O município de Almada viu a candidatura ao Programa Floresta Comum ser aprovada esta semana e espera receber quase 4.500 árvores, entre as quais carvalhos, medronheiros, castanheiros, azinheiras, loureiros, azereiros e sobreiros, todos pertencentes à flora autóctone portuguesa. As plantas, tipicamente mediterrânicas, vão ser distribuídas por vários locais do concelho, desde zonas verdes a florestais, onde se identificaram necessidades de adensamento, enriquecimento ou reflorestação.
Ao Semmais, Nuno Matias, vereador do Ambiente, Energia e Espaços Verdes, afirma que esta iniciativa visa aumentar a biodiversidade do município e “construir uma Almada mais Ecológica e Sustentável”.
As espécies vão contribuir para a projeto educativo municipal “Sextas-feiras pelo Futuro…Mãos à Obra”, o qual, segundo o vereador, pretende plantar 25 mil árvores, envolvendo a comunidade, desde serviços municipais à população, através das escolas, escoteiros, empresas e voluntários que se queiram associar.

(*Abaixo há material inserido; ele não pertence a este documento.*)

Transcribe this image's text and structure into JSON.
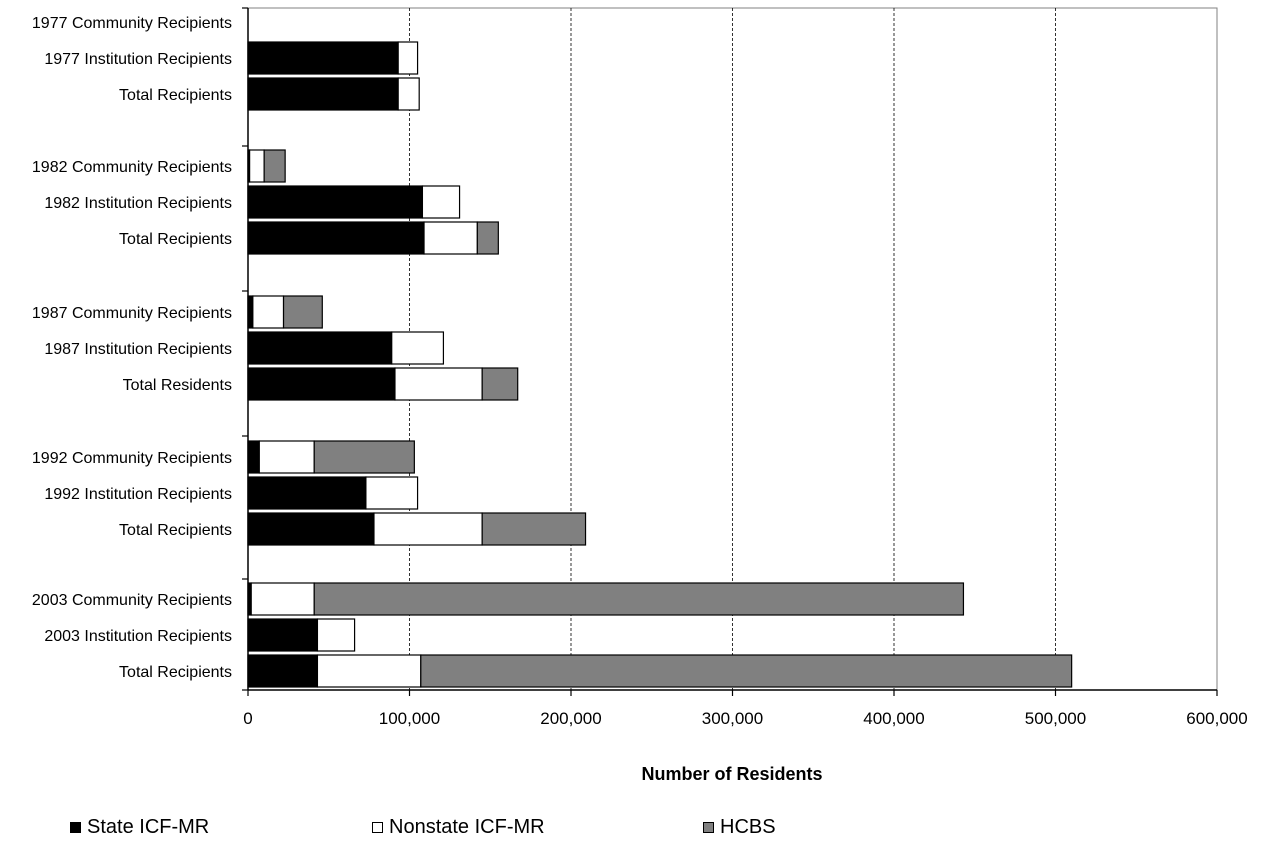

O objetivo é mobilizar todos os que queiram participar em ações de reflorestação, educando e agindo na regeneração do território.
Contudo, as iniciativas ainda não têm uma data prevista tendo em conta o atual contexto pandémico, mas Nuno Matias assegura que iriam avançar assim que estejam reunidas as condições para “o fazer em segurança e sem risco para a saúde dos munícipes”.
O Programa Floresta Comum é um projeto de incentivo à reflorestação com espécies da flora autóctone portuguesa, promovido pela QUERCUS – Associação Nacional de Conservação da Natureza, ICNF – Instituto de Conservação da Natureza e das Florestas, ANMP – Associação Nacional de Municípios Portugueses e Universidade de Trás-os-Montes e Alto-Douro. Nos últimos anos, a iniciativa permitiu a plantação de quase um milhão de árvores por todo o país, atribuindo-as a projetos locais que demonstrem ter as competências e os meios para as plantar e cuidar, contribuindo deste modo para criar áreas naturais ricas em biodiversidade.